The U.S. Securities and Exchange Commission has introduced rules that limit small investors' ability to influence corporate climate policies through shareholder proposals and communications. These changes, announced in November and January, aim to reduce regulatory burdens but raise concerns among activists about diminished corporate accountability. Critics argue the moves could sideline voices pushing for environmental action at major firms.
Five years ago, climate activists secured three board seats at Exxon Mobil, sparking similar challenges at other large U.S. companies to address climate change. Now, the Securities and Exchange Commission (SEC) is curtailing tools that small shareholders have used in these efforts.
In November, the SEC announced it would cease providing guidance on whether companies must include shareholder proposals in votes, halting its issuance of non-binding "no action" letters for at least a year due to resource constraints and a government shutdown. Previously, these letters signaled whether the agency would challenge a company's exclusion of a proposal. Companies can still exclude resolutions deemed unimplementable or as micromanagement, a threshold tightened during President Donald Trump's first term.

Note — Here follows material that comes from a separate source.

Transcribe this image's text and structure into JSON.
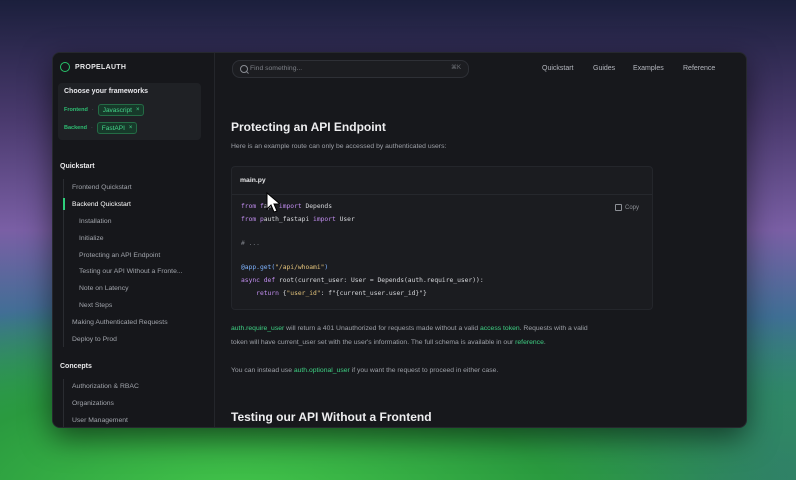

In January, the SEC barred investors holding less than $5 million in shares from using its EDGAR system for exempt solicitations—documents outlining positions on issues like climate action. Advocacy groups such as As You Sow, which issued over 200 such solicitations since 2018 on various concerns including climate, will be largely excluded. "They are no longer going to be the referee," said Andrew Behar, CEO of As You Sow.

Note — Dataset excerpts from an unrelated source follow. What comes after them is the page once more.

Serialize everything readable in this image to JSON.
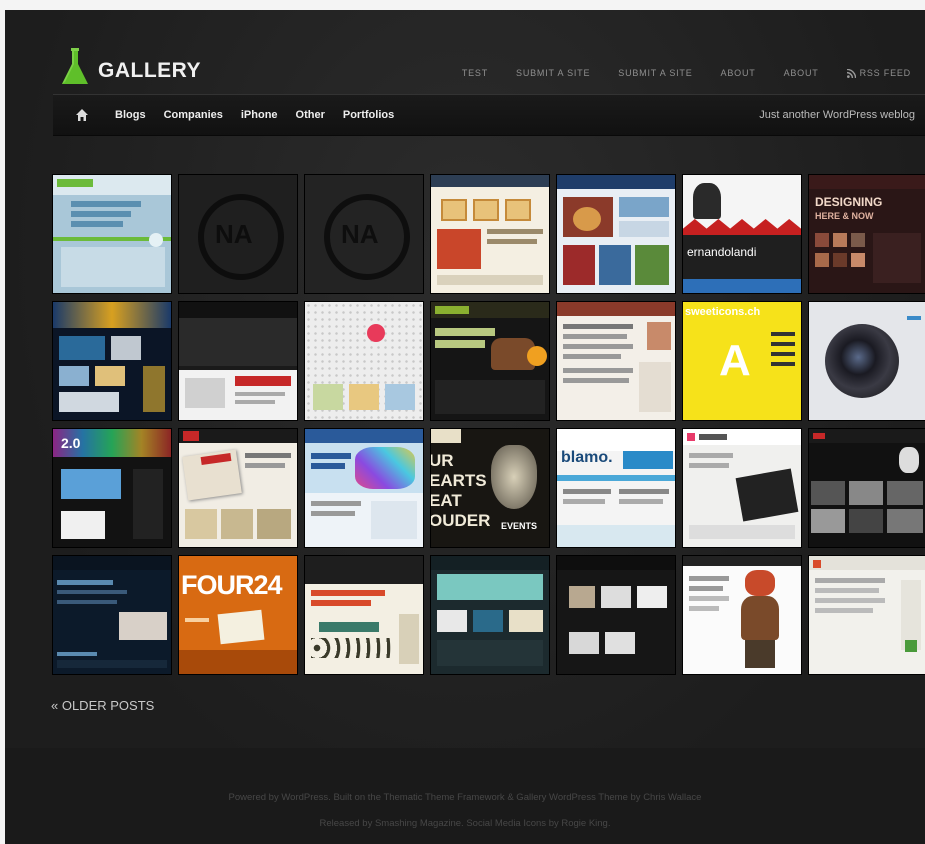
{
  "site": {
    "name": "GALLERY",
    "tagline": "Just another WordPress weblog"
  },
  "top_nav": [
    "TEST",
    "SUBMIT A SITE",
    "SUBMIT A SITE",
    "ABOUT",
    "ABOUT",
    "RSS FEED"
  ],
  "categories": [
    "Blogs",
    "Companies",
    "iPhone",
    "Other",
    "Portfolios"
  ],
  "thumbnails": {
    "na_label": "NA",
    "fansite_label": "ernandolandi",
    "designing_label": "DESIGNING",
    "designing_sub": "HERE & NOW",
    "iconsite_label": "sweeticons.ch",
    "big_a": "A",
    "version_badge": "2.0",
    "blamo_label": "blamo.",
    "hearts_lines": [
      "UR",
      "EARTS",
      "EAT",
      "OUDER"
    ],
    "events_label": "EVENTS",
    "four24_label": "FOUR24"
  },
  "older_posts": "« OLDER POSTS",
  "footer": {
    "line1": "Powered by WordPress. Built on the Thematic Theme Framework & Gallery WordPress Theme by Chris Wallace",
    "line2": "Released by Smashing Magazine. Social Media Icons by Rogie King."
  },
  "colors": {
    "background": "#222222",
    "accent_green": "#5fbf2a"
  }
}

The SEC handled 291 no-action requests last year from Russell 3000 companies, up from 207 the prior year and 144 in 2023, prompting complaints of overload. Ariane Marchis-Mouren of The Conference Board noted, "It was too much," viewing the shift as delegating responsibility to firms. While some see reduced legal risks for companies, activists worry exclusions will rise without enforcement, as lawsuits burden small investors.
An SEC spokesperson stated that exempt solicitations were not intended for broadcasting views via EDGAR, suggesting alternatives like press releases or social media. Steven Rothstein of Ceres countered that official channels better reach voters: "An exempt solicitation reaches the people voting."
On Wednesday, SEC Chairman Paul Atkins testified before the House Committee on Financial Services, defending further deregulatory steps like reevaluating quarterly reporting. To Representative Ayanna Pressley, he said, "Our rules are geared to the company."
Rothstein warned that curbing engagement harms transparency and U.S. capital markets: "Engagement has made our capital markets great." As You Sow reported over 100 company engagements last year, highlighting a collaborative process now at risk.